The USFWS letter is in response to a revised permit application submitted by the Port Authority. "The current revision does not change impacts to prairie wetland habitat," said Warner, adding that it also does not address any of the comments and concerns that the USFWS expressed to the Corps in April about the project.
"The Fish and Wildlife Service has said all along that the Bayport location
would be the most environmentally damaging of all the alternative sites under
consideration for a container port," said Nancy Edmonson of the Galveston Bay
Conservation and Preservation Association. "This directly contradicts the Port's
frequent claims that Bayport is the 'best' location for its planned megaport."
The USFWS reserves its sharpest
criticism in recent comments for the Port's mitigation plans for wetlands losses
if the Bayport container facility were built. "The proposed mitigation will not
compensate for the loss of one of the last large native undeveloped tracts of
prairie left in Harris County," Werner told the Corps. "Based on our habitat
assessment, adequate compensation would be the conservation of other native
coastal prairie wetland complexes," Werner said.
Man-made wetlands have substantially less value and do not function as well as natural wetlands, he noted. Previous mitigation efforts have failed to reproduce the hydrology, vegetation, and soil conditions found in natural prairie wetlands.
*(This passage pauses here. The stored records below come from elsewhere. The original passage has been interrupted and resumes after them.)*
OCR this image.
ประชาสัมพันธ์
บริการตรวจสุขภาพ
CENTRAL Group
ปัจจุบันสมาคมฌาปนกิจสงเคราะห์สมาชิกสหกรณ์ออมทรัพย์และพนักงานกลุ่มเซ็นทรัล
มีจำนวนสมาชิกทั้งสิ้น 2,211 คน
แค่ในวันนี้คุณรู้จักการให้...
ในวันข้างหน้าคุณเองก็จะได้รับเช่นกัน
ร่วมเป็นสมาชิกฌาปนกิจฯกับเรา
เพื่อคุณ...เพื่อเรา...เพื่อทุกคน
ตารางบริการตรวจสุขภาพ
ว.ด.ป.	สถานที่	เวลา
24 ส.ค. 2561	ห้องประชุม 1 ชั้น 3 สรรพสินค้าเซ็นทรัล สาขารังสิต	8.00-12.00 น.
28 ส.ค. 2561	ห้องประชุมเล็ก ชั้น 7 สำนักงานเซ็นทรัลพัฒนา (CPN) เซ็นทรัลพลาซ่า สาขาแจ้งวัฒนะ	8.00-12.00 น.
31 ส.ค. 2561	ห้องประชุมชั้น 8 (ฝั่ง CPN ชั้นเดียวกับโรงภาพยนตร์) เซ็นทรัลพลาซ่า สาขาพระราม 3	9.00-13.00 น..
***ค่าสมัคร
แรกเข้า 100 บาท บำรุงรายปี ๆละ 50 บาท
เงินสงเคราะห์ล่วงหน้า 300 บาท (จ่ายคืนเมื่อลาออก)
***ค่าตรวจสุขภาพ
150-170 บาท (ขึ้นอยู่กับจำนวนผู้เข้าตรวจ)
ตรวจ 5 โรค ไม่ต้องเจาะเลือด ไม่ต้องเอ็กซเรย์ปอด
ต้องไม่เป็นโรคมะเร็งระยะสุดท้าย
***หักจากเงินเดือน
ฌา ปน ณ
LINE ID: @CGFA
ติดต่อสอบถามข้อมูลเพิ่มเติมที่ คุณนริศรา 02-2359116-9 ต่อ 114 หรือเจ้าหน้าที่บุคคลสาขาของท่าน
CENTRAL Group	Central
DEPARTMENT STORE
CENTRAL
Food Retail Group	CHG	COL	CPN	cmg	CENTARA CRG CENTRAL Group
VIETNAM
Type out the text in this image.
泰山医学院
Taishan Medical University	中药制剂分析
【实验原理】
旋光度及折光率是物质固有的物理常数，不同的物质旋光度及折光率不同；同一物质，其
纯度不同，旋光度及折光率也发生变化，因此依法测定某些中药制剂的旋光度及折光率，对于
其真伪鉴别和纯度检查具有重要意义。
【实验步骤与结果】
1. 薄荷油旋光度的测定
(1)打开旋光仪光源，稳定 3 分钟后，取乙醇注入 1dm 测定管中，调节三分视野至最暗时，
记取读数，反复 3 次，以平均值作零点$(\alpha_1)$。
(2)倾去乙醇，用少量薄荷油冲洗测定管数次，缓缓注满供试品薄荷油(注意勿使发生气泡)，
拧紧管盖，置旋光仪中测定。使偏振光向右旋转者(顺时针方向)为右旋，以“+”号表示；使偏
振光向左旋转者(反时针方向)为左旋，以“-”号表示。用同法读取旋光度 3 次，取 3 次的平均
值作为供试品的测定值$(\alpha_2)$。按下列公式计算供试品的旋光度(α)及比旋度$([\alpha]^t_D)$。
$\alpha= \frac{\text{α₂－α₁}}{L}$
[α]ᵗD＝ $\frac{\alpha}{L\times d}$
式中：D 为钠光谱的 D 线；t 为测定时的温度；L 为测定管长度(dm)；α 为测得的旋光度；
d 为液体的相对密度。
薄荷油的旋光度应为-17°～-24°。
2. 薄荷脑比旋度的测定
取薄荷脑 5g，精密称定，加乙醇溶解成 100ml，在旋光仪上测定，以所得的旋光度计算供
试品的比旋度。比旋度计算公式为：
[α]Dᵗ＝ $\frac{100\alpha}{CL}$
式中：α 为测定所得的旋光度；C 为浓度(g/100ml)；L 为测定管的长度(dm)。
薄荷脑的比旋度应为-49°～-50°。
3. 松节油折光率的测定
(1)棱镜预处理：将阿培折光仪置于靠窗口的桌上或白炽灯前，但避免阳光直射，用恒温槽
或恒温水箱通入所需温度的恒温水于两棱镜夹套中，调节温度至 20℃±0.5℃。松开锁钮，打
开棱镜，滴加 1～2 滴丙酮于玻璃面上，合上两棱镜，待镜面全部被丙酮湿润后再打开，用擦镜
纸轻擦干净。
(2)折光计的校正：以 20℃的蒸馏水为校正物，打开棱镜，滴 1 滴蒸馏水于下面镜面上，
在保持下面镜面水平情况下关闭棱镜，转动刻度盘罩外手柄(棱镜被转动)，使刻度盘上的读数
He dismissed other aspects of the Port's plans as almost irrelevant: "Additional mitigation proposed, such as tree and shrub planting in various areas are small segmented parcels that will take years to reach productivity and do not replace the functions and values of habitat being impacted by this project."
USFWS recommendations are that for mitigation measures to approach being appropriate, they should involve large, contiguous tracts of land. "The Service is requesting an additional 500 acres of native coastal prairie wetland complex be acquired and placed in a conservation easement with a certified land trust," said Werner.
"Ironically, the Bayport property is about the only such natural tract left on the upper bay," said Edmonson. "As you can see if you fly over it, the very size of the property makes it an asset for which mitigation would be very difficult. Bayport is the wrong place."
Finally, USFWS is critical of plans for stormwater discharge from hundreds of acres of new paving at Bayport. "The stormwater discharge into Pine Gully may alter existing wetlands, and the volume of discharge could cause salinity changes and severe erosion of Pine Gully. A detailed analysis of the effects of stormwater discharge into Pine Gully should be provided to the Service for review," said Werner.
The Galveston Bay Conservation and Preservation Association and a series of elected officials, including Congressman Nick Lampson and several state legislators, continue to call for a supplemental draft Environmental Impact Statement on the proposed Bayport project to address more systematically the many public concerns about its impacts.